The legislation in VATA 1994, Sch 9, Group 10, Item 3 exempts the “supply by an eligible body to an individual of services closely linked with and essential to sport or physical recreation in which the individual is taking part.” Note 2 then defines an “eligible body” as having the following features:

  • it is precluded from distributing any profit it makes, unless to another non-profit making body;
  • profits should be used to maintain or improve the sporting facilities; and
  • it is not subject to commercial influence.

The problem

In 2011 HMRC decided that Leisure was a “long standing tax avoidance” vehicle intended to take advantage of the sporting VAT exemption that is only available to non-profit making bodies. The reviewing officers highlighted the fact that the board of directors was chosen by Club and not elected by the members of Leisure. They also concluded that Leisure and Club were operated as a single commercial business and that the annual licence fee paid by Leisure was a way of extracting profits from Leisure to Club.

The decision

The Court supported the taxpayer on all aspects of the arrangement:

  • All cross charges between Club and Leisure were made “on a fair and reasonable arm’s length basis and do not constitute a back-door way of distributing profits from Leisure to Club”.  This outcome was supported by an independent licence fee valuation of £735,000 provided by Christie and Co, higher than the actual figure of £725,000 paid by Leisure.
  • The Board of Directors served the interests of Leisure and were not puppet directors installed by Club for its commercial interests. They had been appointed for their skills and experience.
  • Leisure and Club were not part of a single commercial operation

The taxpayer’s appeal was allowed.

Conclusion

HMRC have not enjoyed much success in the courts with golf clubs. The long-standing issue about the liability of green fee income found its way to the ECJ in the case of Bridport and West Dorset Golf Club, the outcome being that the fees were exempt from VAT. Then the issue of “unjust enrichment” was also conceded when the clubs eventually received their rebates following the CJEU decision (see R&C Brief 10/2016).  
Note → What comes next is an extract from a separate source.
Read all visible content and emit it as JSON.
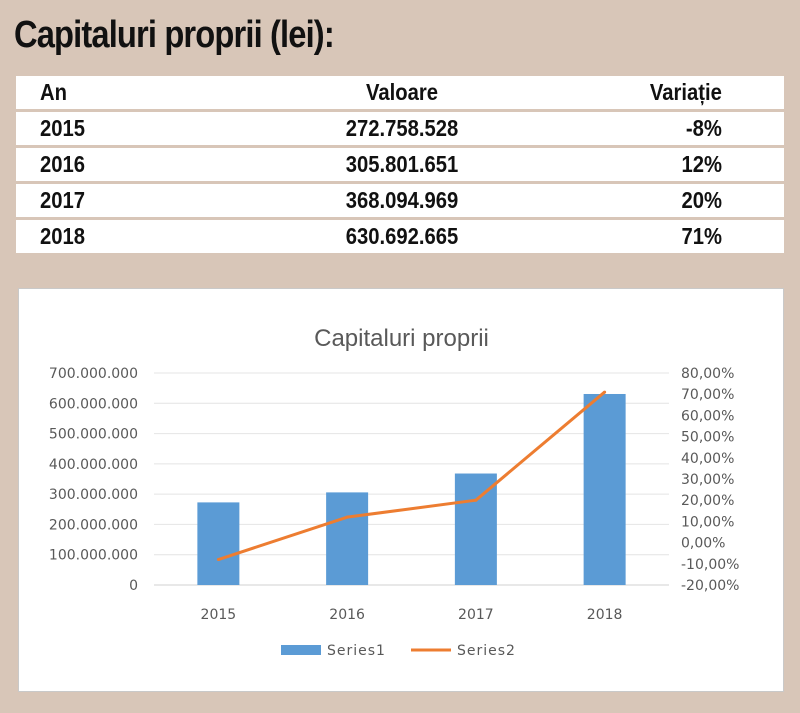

Was this latest decision correct? A comment I thought was significant was made by the company owner, who described the golf club as “emotionally draining” before the arrangement between Club and Leisure was created. She also commented that the constant demands of the club and its members meant that “it was impossible to get on with any other work.”

I think the motive of the Leisure/Club arrangement was to allow the owners to pass the responsibility of the club onto its members and a separate committee, so they could have a quieter life that would allow them to focus on the core business operations. I don’t think that VAT avoidance was high on the agenda!